Sal de tu tierra.

Hace casi cuatro mil años, una familia emigró desde el sur de Mesopotamia hacia la actual Turquía, remontando el curso del río Éufrates. No eran los únicos: las migraciones fueron numerosas en toda la edad del Bronce por todo Oriente Próximo.

También hoy son innumerables los desplazados de aquellas tierras. Se mueven para buscar la paz que no pueden encontrar en sus tierras.

A un anciano de aquella familia, Dios le salió al encuentro y alargó su emigración para cambiar su rumbo. Se llamaba Abram y estaba casado con Sara. Provenientes de Ur, habían emigrado hasta Jarán con su padre Téraj y toda la familia.

En el corazón de la emigración humana, Dios habló a Abram para convertirlo en peregrino. “Sal de tu tierra, de tu tribu, de la casa de tu padre”. Como en círculos concéntricos, la triple petición de Dios insiste en el desasimiento de Abraham, creciendo en intimidad: dejar el país, la tribu, el hogar paterno.

De la misma manera que Adán-el hombre debe dejar la casa paterna para unirse a su mujer y fundar una nueva familia, Abram es llamado a dejar su hogar y su país para fundar un nuevo pueblo en una tierra nueva. Así comenzó la historia del pueblo elegido.

Dios cambia la vida y el destino de aquel arameo errante que salió de Ur de los caldeos.
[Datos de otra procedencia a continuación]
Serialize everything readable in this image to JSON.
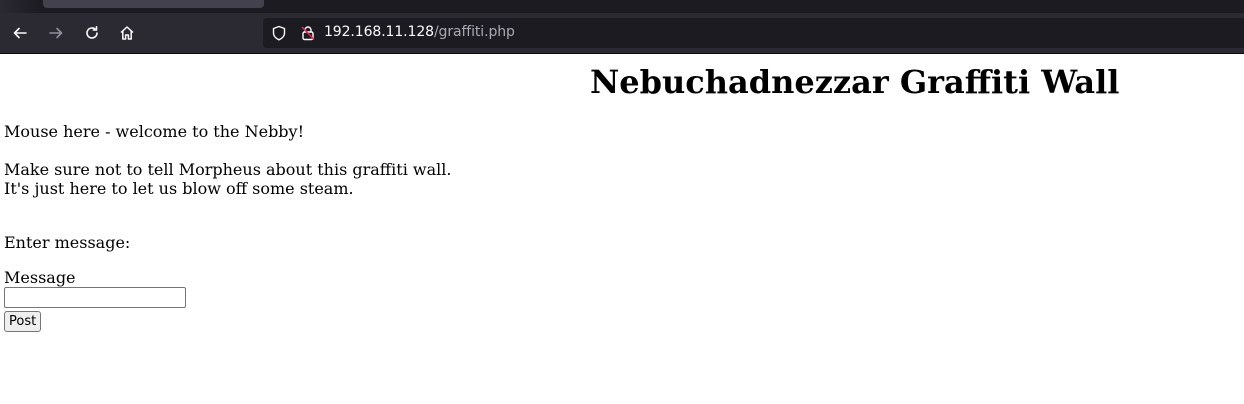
{
  "browser": {
    "url_host": "192.168.11.128",
    "url_path": "/graffiti.php",
    "icons": [
      "back-arrow-icon",
      "forward-arrow-icon",
      "reload-icon",
      "home-icon",
      "shield-icon",
      "lock-icon"
    ]
  },
  "page": {
    "title": "Nebuchadnezzar Graffiti Wall",
    "posts": [
      "Mouse here - welcome to the Nebby!",
      "Make sure not to tell Morpheus about this graffiti wall.",
      "It's just here to let us blow off some steam."
    ],
    "form": {
      "prompt": "Enter message:",
      "field_label": "Message",
      "field_value": "",
      "submit_label": "Post"
    }
  }
}
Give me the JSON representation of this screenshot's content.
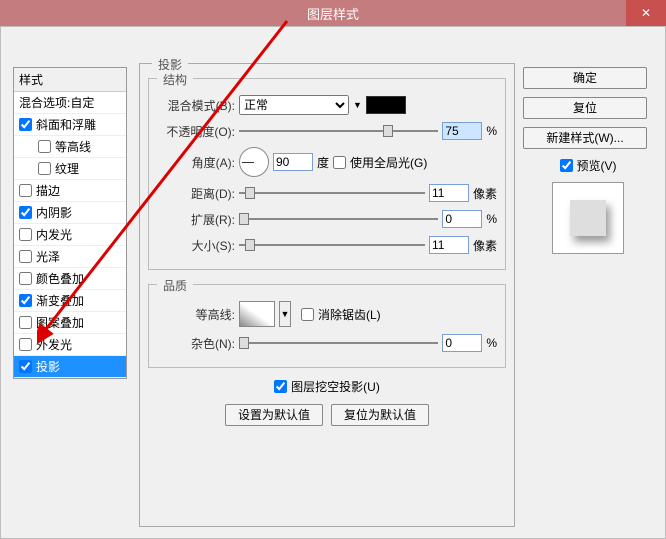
{
  "window": {
    "title": "图层样式"
  },
  "styles_list": {
    "header": "样式",
    "blend_options": "混合选项:自定",
    "bevel": "斜面和浮雕",
    "contour": "等高线",
    "texture": "纹理",
    "stroke": "描边",
    "inner_shadow": "内阴影",
    "inner_glow": "内发光",
    "satin": "光泽",
    "color_overlay": "颜色叠加",
    "gradient_overlay": "渐变叠加",
    "pattern_overlay": "图案叠加",
    "outer_glow": "外发光",
    "drop_shadow": "投影"
  },
  "panel": {
    "title": "投影",
    "structure": "结构",
    "blend_mode_label": "混合模式(B):",
    "blend_mode_value": "正常",
    "opacity_label": "不透明度(O):",
    "opacity_value": "75",
    "opacity_unit": "%",
    "angle_label": "角度(A):",
    "angle_value": "90",
    "angle_unit": "度",
    "global_light": "使用全局光(G)",
    "distance_label": "距离(D):",
    "distance_value": "11",
    "distance_unit": "像素",
    "spread_label": "扩展(R):",
    "spread_value": "0",
    "spread_unit": "%",
    "size_label": "大小(S):",
    "size_value": "11",
    "size_unit": "像素",
    "quality": "品质",
    "contour_label": "等高线:",
    "antialias": "消除锯齿(L)",
    "noise_label": "杂色(N):",
    "noise_value": "0",
    "noise_unit": "%",
    "knockout": "图层挖空投影(U)",
    "make_default": "设置为默认值",
    "reset_default": "复位为默认值"
  },
  "buttons": {
    "ok": "确定",
    "cancel": "复位",
    "new_style": "新建样式(W)...",
    "preview": "预览(V)"
  }
}
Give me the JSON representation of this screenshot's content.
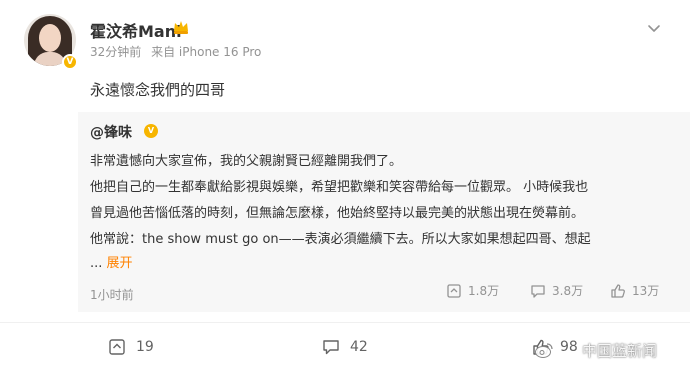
{
  "post": {
    "username": "霍汶希Mani",
    "time": "32分钟前",
    "source": "来自 iPhone 16 Pro",
    "text": "永遠懷念我們的四哥"
  },
  "repost": {
    "username": "@锋味",
    "lines": [
      "非常遺憾向大家宣佈，我的父親謝賢已經離開我們了。",
      "他把自己的一生都奉獻給影視與娛樂，希望把歡樂和笑容帶給每一位觀眾。 小時候我也",
      "曾見過他苦惱低落的時刻，但無論怎麼樣，他始終堅持以最完美的狀態出現在熒幕前。",
      "他常說：the show must go on——表演必須繼續下去。所以大家如果想起四哥、想起"
    ],
    "ellipsis": "...",
    "expand": "展开",
    "time": "1小时前",
    "reposts": "1.8万",
    "comments": "3.8万",
    "likes": "13万"
  },
  "actions": {
    "reposts": "19",
    "comments": "42",
    "likes": "98"
  },
  "watermark": "中国蓝新闻",
  "icons": {
    "more": "chevron-down-icon",
    "crown": "crown-icon",
    "verified": "verified-badge-icon",
    "repost": "repost-icon",
    "comment": "comment-icon",
    "like": "like-icon"
  },
  "colors": {
    "accent": "#ff8200",
    "badge": "#f7b500",
    "muted": "#939393",
    "repost_bg": "#f7f7f7"
  }
}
El hijo de Téraj, Abram el emigrante, se convierte en Abraham, el peregrino, el “padre de muchos”.

Siglos después, este mismo pueblo, de la mano de Moisés, tendrá que dejar atrás Egipto, con sus comodidades y su esclavitud, para afrontar el difícil camino por el desierto para llegar a la tierra de Abram.

Desde entonces, el destino del pueblo del Dios de Abraham ha sido siempre el camino, la salida, la construcción de nuevos horizontes desde la obediencia a Dios que nos despoja de los hogares ya construidos.

Hoy celebra toda la Iglesia el Domingo Mundial de las Misiones, el DOMUND. El lema de este año está tomado, precisamente, de la vocación de Abram: “Sal de tu tierra”. Es la misma llamada que han experimentado todos los misioneros que trabajan y siembran el Reino en tierras lejanas. Tuvieron que dejar a sus familias y amigos, también la lengua paterna y las comodidades europeas; se pusieron en camino para servir. Dejaron el centro de sus vidas y se acercaron a lugares que no conocían, a la búsqueda de rostros que nunca habían visto.

Como en el caso de Abram, la fuerza que ha movido a estos hombres y mujeres ha sido la obediencia, la escucha de una voz muy suave y muy interior, con toda la autoridad de la misericordia de Dios.

Dios nos mueve para que nos encontremos unos a otros, él nos pone en camino para que aprendamos a amar desde el servicio. Sin movimiento, sin apertura a nuevos horizontes, no puede haber amor. Sin obediencia no se construye la misión.

El ser humano tiende a la comodidad, a la seguridad, al bienestar, a la conservación de lo ya conseguido; Dios nos empuja al amor, a la aventura, al servicio, a la creación de relaciones nuevas y espacios desconocidos para que los demás puedan tener también una esperanza.

Adán debe aprender a salir de la casa para fundar una familia nueva y construir la sociedad. Abram tuvo que ponerse en camino hacia lo desconocido para fundar un pueblo para Dios. Cada creyente, hijo de Adán e hijo de Abraham, está llamado a escuchar la voz de Dios que le empuja a construir lo bueno. Salir de sí mismo, de todo lo suyo, de lo mejor de su pasado, para construir un futuro mejor para los demás, el futuro de Dios.

Agradecemos a Dios la respuesta obediente de Abram. Agradecemos las respuestas de tantos misioneros, “hijos buenos de Abraham”. Y pedimos: es necesario seguir construyendo, seguir saliendo, seguir obedeciendo.